Matthias Schorer talked about FIDUCIA IT AG and their service-oriented architecture. This financial services provider works with 780 banks in Europe, processing 35,000,000 transactions during the banking day. That works out to a little over 3.5 million transactions per hour.
Matthias described this as a service-oriented architecture, and it is. Be warned, however, that SOA does not imply or require web services. The services here exist in the middle tier. Instead of speaking XML, they mainly use serialized Java objects. As Matthias said, "if you control both ends of the communication, using XML is just crazy!"
They do use SOAP when communicating out to other companies.
They’ve done a couple of interesting things. They favor asynchronous communication, which makes sense when you architect for latency. Where many systems push data into the async messages, FIDUCIA does not. Instead, they put the bulk data into storage (usually files, sometimes structured data) and send control messages instructing the middle tier to process the records. This way, large files can be split up and processed in parallel by a number of the processing nodes. Obviously, this works when records are highly independent of each other.

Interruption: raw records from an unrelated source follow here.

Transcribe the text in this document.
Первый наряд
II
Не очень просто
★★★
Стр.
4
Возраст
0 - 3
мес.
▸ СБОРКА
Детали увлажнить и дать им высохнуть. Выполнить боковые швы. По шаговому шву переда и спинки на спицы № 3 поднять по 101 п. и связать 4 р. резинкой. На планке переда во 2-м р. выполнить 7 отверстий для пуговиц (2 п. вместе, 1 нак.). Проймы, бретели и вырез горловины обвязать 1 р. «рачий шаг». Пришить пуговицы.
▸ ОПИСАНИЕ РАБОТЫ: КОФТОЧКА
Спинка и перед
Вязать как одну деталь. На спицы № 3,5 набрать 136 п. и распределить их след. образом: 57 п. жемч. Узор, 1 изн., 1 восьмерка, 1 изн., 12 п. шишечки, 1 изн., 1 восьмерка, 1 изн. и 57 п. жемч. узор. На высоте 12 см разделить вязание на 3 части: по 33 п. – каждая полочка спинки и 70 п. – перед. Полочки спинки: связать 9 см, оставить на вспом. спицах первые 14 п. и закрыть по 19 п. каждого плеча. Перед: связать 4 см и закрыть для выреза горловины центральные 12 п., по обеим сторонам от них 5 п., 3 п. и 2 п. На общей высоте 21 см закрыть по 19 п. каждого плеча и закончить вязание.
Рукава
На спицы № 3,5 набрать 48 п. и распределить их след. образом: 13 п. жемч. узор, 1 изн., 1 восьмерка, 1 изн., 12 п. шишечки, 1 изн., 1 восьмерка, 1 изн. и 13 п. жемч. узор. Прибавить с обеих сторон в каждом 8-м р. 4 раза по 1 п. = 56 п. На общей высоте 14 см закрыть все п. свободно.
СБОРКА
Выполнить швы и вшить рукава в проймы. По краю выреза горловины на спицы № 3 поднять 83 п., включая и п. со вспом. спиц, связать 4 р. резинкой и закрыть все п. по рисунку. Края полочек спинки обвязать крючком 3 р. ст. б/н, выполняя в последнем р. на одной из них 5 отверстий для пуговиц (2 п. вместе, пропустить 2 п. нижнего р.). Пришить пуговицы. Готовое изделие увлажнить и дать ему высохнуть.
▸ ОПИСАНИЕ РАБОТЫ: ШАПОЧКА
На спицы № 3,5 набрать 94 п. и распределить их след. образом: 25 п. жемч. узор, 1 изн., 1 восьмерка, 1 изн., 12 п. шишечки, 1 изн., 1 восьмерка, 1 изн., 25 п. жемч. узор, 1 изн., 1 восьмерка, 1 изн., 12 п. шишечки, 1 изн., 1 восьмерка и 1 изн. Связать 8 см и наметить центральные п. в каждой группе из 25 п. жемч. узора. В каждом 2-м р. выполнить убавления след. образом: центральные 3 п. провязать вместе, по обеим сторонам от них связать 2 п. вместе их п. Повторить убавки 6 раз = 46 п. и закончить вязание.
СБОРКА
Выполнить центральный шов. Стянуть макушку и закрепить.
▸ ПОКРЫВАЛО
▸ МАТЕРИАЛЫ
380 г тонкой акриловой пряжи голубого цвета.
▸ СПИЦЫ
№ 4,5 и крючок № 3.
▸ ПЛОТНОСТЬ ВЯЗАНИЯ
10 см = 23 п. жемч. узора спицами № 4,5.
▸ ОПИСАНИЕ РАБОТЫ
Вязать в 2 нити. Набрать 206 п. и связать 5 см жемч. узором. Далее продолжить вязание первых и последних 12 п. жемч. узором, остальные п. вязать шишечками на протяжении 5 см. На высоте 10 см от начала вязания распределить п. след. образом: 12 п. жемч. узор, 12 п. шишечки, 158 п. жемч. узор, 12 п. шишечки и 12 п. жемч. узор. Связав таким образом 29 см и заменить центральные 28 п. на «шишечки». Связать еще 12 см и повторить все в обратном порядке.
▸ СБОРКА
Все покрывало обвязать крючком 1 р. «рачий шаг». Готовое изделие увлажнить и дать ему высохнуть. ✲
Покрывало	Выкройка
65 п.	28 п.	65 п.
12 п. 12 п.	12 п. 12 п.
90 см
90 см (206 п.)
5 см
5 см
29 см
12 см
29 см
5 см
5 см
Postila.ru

Second, they have defined explicit rules and regulations about when to expect transactional integrity. There are enough restrictions that these are a minority of transactions. In all other cases, developers are required to design for the fact that ACID properties do not hold.
Third, they’ve build a multi-layered middle tier. Incoming requests first hit a pair of "Central Process Servers" which inspect the request. Requests are dispatched to individual "portals" based on their customer ID. Different portals will run different versions of the software, so FIDUCIA supports customers with different production versions of their software. Instead of attempting to combine versions on a single cluster, they just partition the portals (clusters.)
Each portal has its own load distribution mechanism, using work queues that the worker nodes listen to.
This multilevel structure lets them scale to over 1,000 nodes while keeping each cluster small and manageable.
The net result is that they can process up to 2,500 transactions per second, with no scaling limit in sight.